The standalone option is to be used by itself, on its own line, and never within a sentence or paragraph. It must always be used with an icon before or after. The styling for a standalone link is "Text" colour text and "Link" colour icon. The underline appears on hover.


The inline option is mainly used for links that appear within a sentence or paragraph, with or without an icon before or after. It can also be used on its own without surrounding text but only when presented in "Link" colour with an underline and no icon.

User experience

Since the inception of the internet, links have been integral for navigation, and still are to this day. They are defined by underlines, an established convention that is instantly recognisable. Any deviations need another strong signifier such as an icon to avoid impacts to usability, optimisation, and accessibility.

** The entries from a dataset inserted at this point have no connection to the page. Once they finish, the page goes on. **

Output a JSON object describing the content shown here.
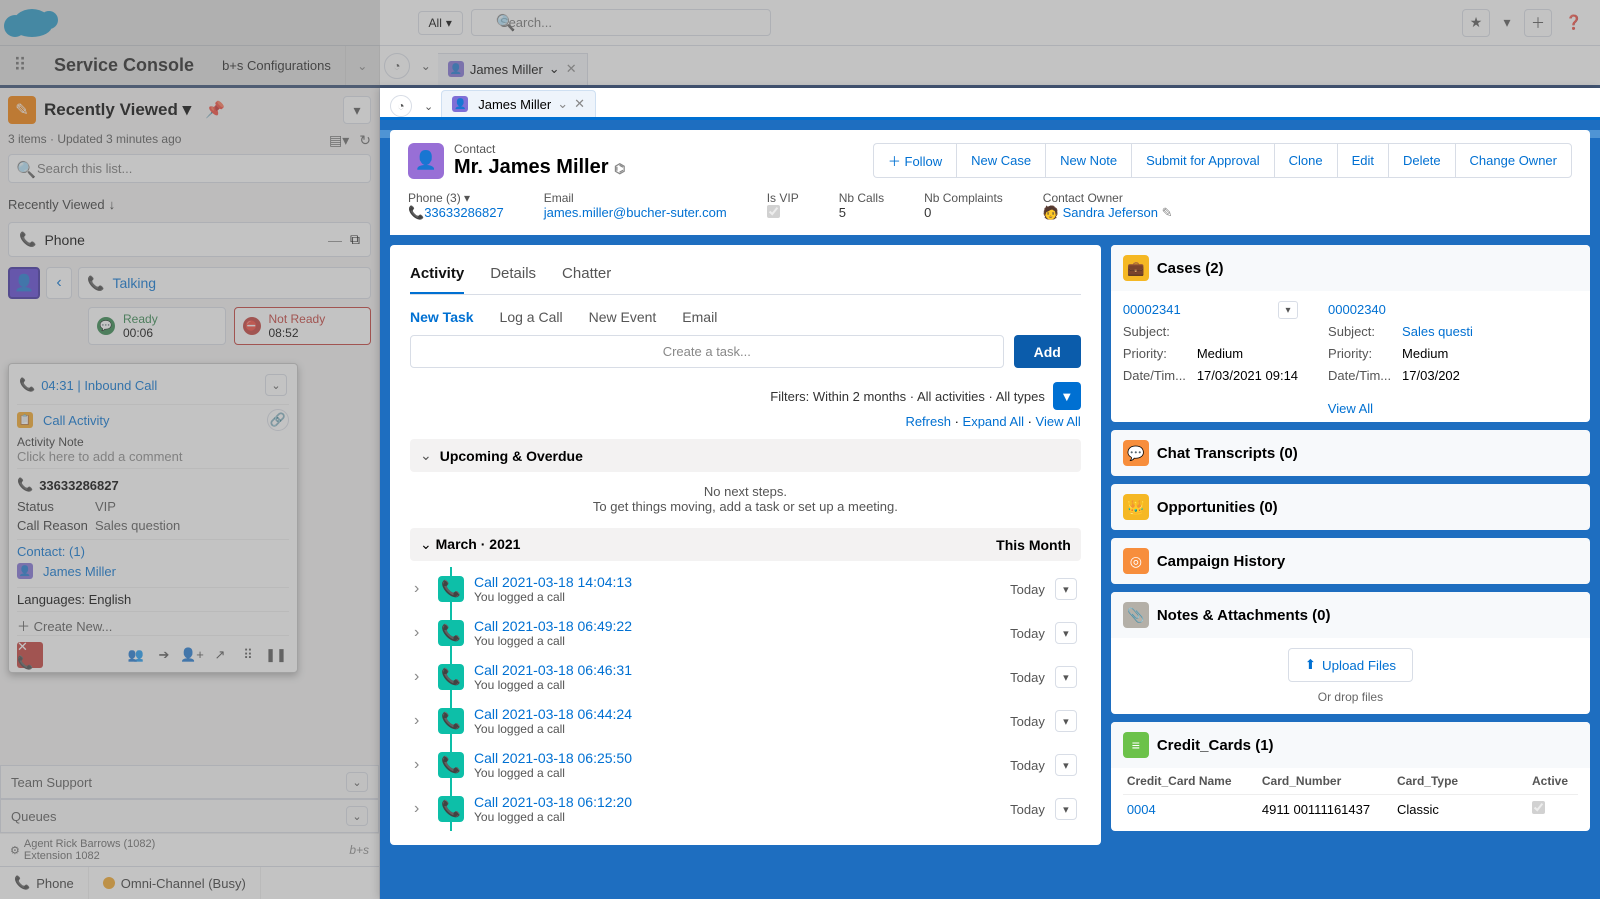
{
  "header": {
    "scope": "All",
    "search_placeholder": "Search..."
  },
  "appnav": {
    "app_name": "Service Console",
    "nav_item": "b+s Configurations",
    "tab_label": "James Miller"
  },
  "left": {
    "title": "Recently Viewed",
    "meta": "3 items · Updated 3 minutes ago",
    "search_placeholder": "Search this list...",
    "rv_link": "Recently Viewed",
    "phone_item": "Phone",
    "talking": "Talking",
    "ready": {
      "label": "Ready",
      "time": "00:06"
    },
    "not_ready": {
      "label": "Not Ready",
      "time": "08:52"
    }
  },
  "call": {
    "header": "04:31 | Inbound Call",
    "activity": "Call Activity",
    "note_label": "Activity Note",
    "note_placeholder": "Click here to add a comment",
    "phone": "33633286827",
    "status_k": "Status",
    "status_v": "VIP",
    "reason_k": "Call Reason",
    "reason_v": "Sales question",
    "contact_label": "Contact:  (1)",
    "contact_name": "James Miller",
    "lang": "Languages: English",
    "create": "Create New..."
  },
  "lb": {
    "team": "Team Support",
    "queues": "Queues",
    "agent_l1": "Agent Rick Barrows (1082)",
    "agent_l2": "Extension 1082",
    "util_phone": "Phone",
    "util_omni": "Omni-Channel (Busy)"
  },
  "focus_tab": "James Miller",
  "contact": {
    "type": "Contact",
    "name": "Mr. James Miller",
    "actions": {
      "follow": "Follow",
      "newcase": "New Case",
      "newnote": "New Note",
      "submit": "Submit for Approval",
      "clone": "Clone",
      "edit": "Edit",
      "delete": "Delete",
      "chown": "Change Owner"
    },
    "fields": {
      "phone_l": "Phone (3)",
      "phone_v": "33633286827",
      "email_l": "Email",
      "email_v": "james.miller@bucher-suter.com",
      "vip_l": "Is VIP",
      "calls_l": "Nb Calls",
      "calls_v": "5",
      "compl_l": "Nb Complaints",
      "compl_v": "0",
      "owner_l": "Contact Owner",
      "owner_v": "Sandra Jeferson"
    }
  },
  "tabs": {
    "activity": "Activity",
    "details": "Details",
    "chatter": "Chatter"
  },
  "subtabs": {
    "newtask": "New Task",
    "logcall": "Log a Call",
    "newevent": "New Event",
    "email": "Email"
  },
  "task": {
    "placeholder": "Create a task...",
    "add": "Add"
  },
  "filters": "Filters: Within 2 months · All activities · All types",
  "links": {
    "refresh": "Refresh",
    "expand": "Expand All",
    "viewall": "View All"
  },
  "upcoming": {
    "title": "Upcoming & Overdue",
    "l1": "No next steps.",
    "l2": "To get things moving, add a task or set up a meeting."
  },
  "month": {
    "title": "March · 2021",
    "when": "This Month"
  },
  "timeline": [
    {
      "title": "Call 2021-03-18 14:04:13",
      "sub": "You logged a call",
      "when": "Today"
    },
    {
      "title": "Call 2021-03-18 06:49:22",
      "sub": "You logged a call",
      "when": "Today"
    },
    {
      "title": "Call 2021-03-18 06:46:31",
      "sub": "You logged a call",
      "when": "Today"
    },
    {
      "title": "Call 2021-03-18 06:44:24",
      "sub": "You logged a call",
      "when": "Today"
    },
    {
      "title": "Call 2021-03-18 06:25:50",
      "sub": "You logged a call",
      "when": "Today"
    },
    {
      "title": "Call 2021-03-18 06:12:20",
      "sub": "You logged a call",
      "when": "Today"
    }
  ],
  "cards": {
    "cases": {
      "title": "Cases (2)",
      "left": {
        "num": "00002341",
        "subj_l": "Subject:",
        "subj_v": "",
        "pri_l": "Priority:",
        "pri_v": "Medium",
        "dt_l": "Date/Tim...",
        "dt_v": "17/03/2021 09:14"
      },
      "right": {
        "num": "00002340",
        "subj_l": "Subject:",
        "subj_v": "Sales questi",
        "pri_l": "Priority:",
        "pri_v": "Medium",
        "dt_l": "Date/Tim...",
        "dt_v": "17/03/202"
      },
      "viewall": "View All"
    },
    "chat": "Chat Transcripts (0)",
    "opp": "Opportunities (0)",
    "camp": "Campaign History",
    "notes": {
      "title": "Notes & Attachments (0)",
      "upload": "Upload Files",
      "drop": "Or drop files"
    },
    "cc": {
      "title": "Credit_Cards (1)",
      "h1": "Credit_Card Name",
      "h2": "Card_Number",
      "h3": "Card_Type",
      "h4": "Active",
      "name": "0004",
      "num": "4911 00111161437",
      "type": "Classic"
    }
  }
}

By establishing consistency across all web interfaces and across all brands we are optimising the experience for customers and meeting the highest accessible standards. If you’re unsure if a link is accessible, consult an accessibility manager to explain the use case and context.

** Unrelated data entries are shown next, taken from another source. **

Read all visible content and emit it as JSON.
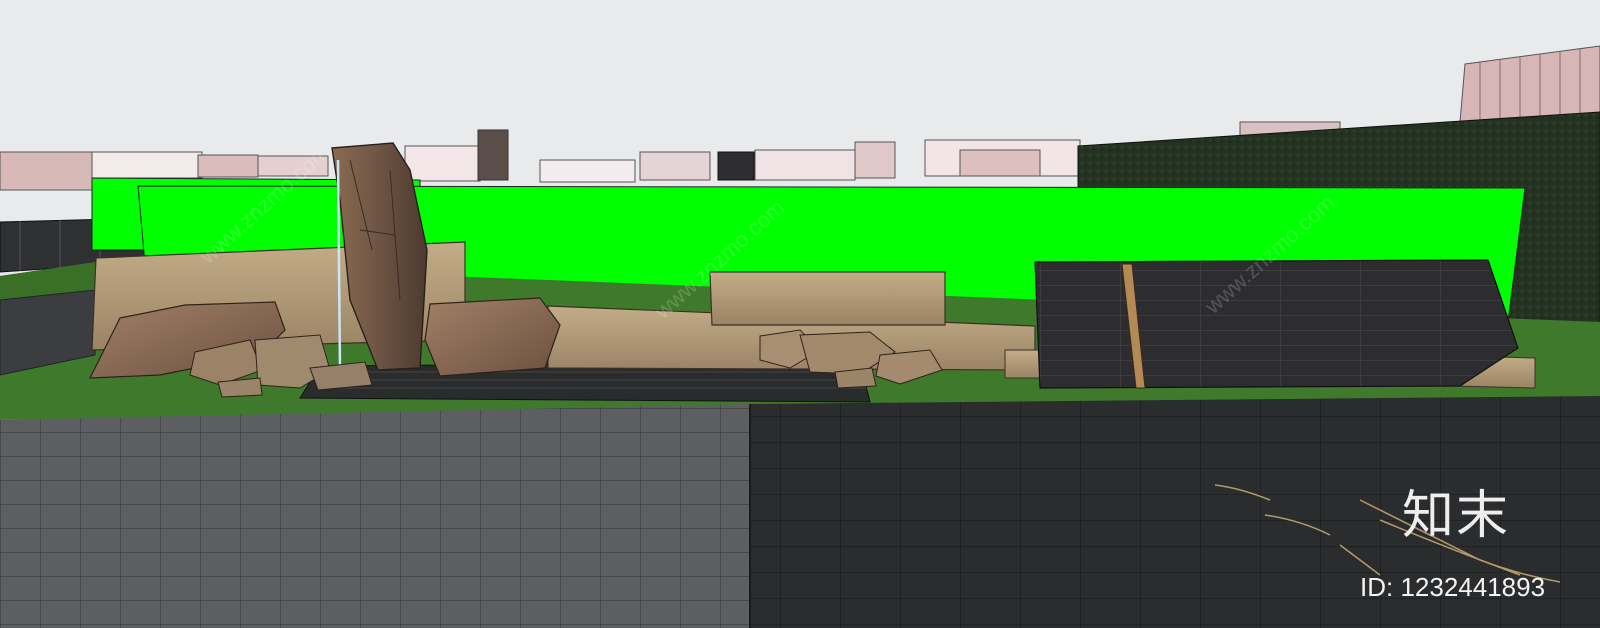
{
  "watermark": {
    "logo_text": "知末",
    "id_text": "ID: 1232441893",
    "diagonal_text": "www.znzmo.com"
  },
  "colors": {
    "sky": "#e9eaec",
    "screen_green": "#00ff00",
    "lawn": "#3f7a2c",
    "paving_light": "#5c5d60",
    "paving_dark": "#2a2b2d",
    "stone": "#b09a78",
    "hedge": "#23331f",
    "slate_wall": "#2b2b2d"
  }
}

Standalone links produce an underline for the text on hover while inline links remove the underline on hover. These small degrees of interaction assist those with motor and cognitive challenges to identify when they’ve interacted with the link.

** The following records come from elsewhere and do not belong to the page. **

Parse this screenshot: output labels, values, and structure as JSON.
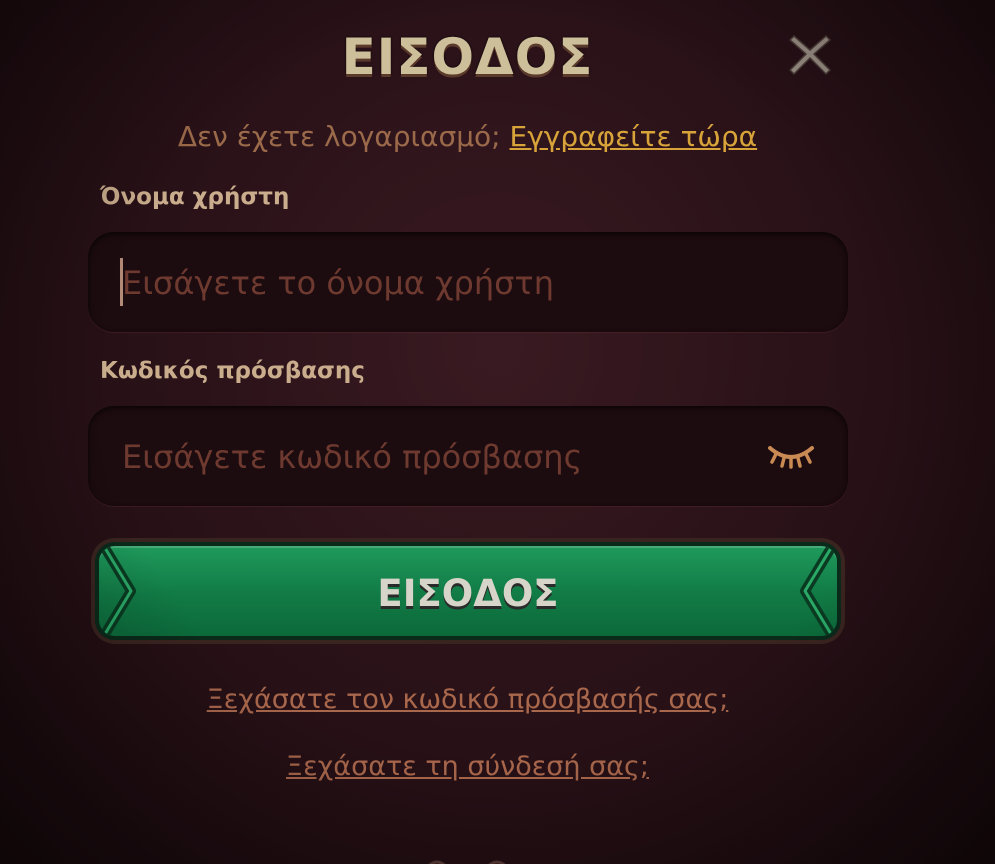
{
  "modal": {
    "title": "ΕΙΣΟΔΟΣ",
    "close_icon": "close-x-icon"
  },
  "signup": {
    "prompt": "Δεν έχετε λογαριασμό;",
    "link": "Εγγραφείτε τώρα"
  },
  "username": {
    "label": "Όνομα χρήστη",
    "placeholder": "Εισάγετε το όνομα χρήστη",
    "value": ""
  },
  "password": {
    "label": "Κωδικός πρόσβασης",
    "placeholder": "Εισάγετε κωδικό πρόσβασης",
    "value": "",
    "toggle_icon": "eye-closed-icon"
  },
  "submit": {
    "label": "ΕΙΣΟΔΟΣ"
  },
  "links": {
    "forgot_password": "Ξεχάσατε τον κωδικό πρόσβασής σας;",
    "forgot_login": "Ξεχάσατε τη σύνδεσή σας;"
  },
  "colors": {
    "background": "#2a1218",
    "title": "#cdbf9a",
    "accent_link": "#d8a43a",
    "muted_link": "#a9674c",
    "button_green": "#117a45",
    "field_bg": "#1c0b0f"
  }
}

The most accessible way to present a list of links is to use the List component. It can be configured as a list of links which is better for screen reader users to navigate.

Visual Design

The standalone link uses a "Link" colour for the icon and "Text" colour for the text. In testing, using the "Link" colour for the text became overwhelming on a page which may contain many links.

The inline link uses a "Link" colour for the text and if using an icon, it too uses the "Link" colour.


There are exceptions to using underlines and these use cases require an accessibility manager to review and approve. Examples are menus, header or footer navigation, or other lists which could be interpreted as a menu in page.

Where is this available?

The GEL design System will always have the latest component versions and additions, however new components and changes to existing components may roll out to other platforms at different times.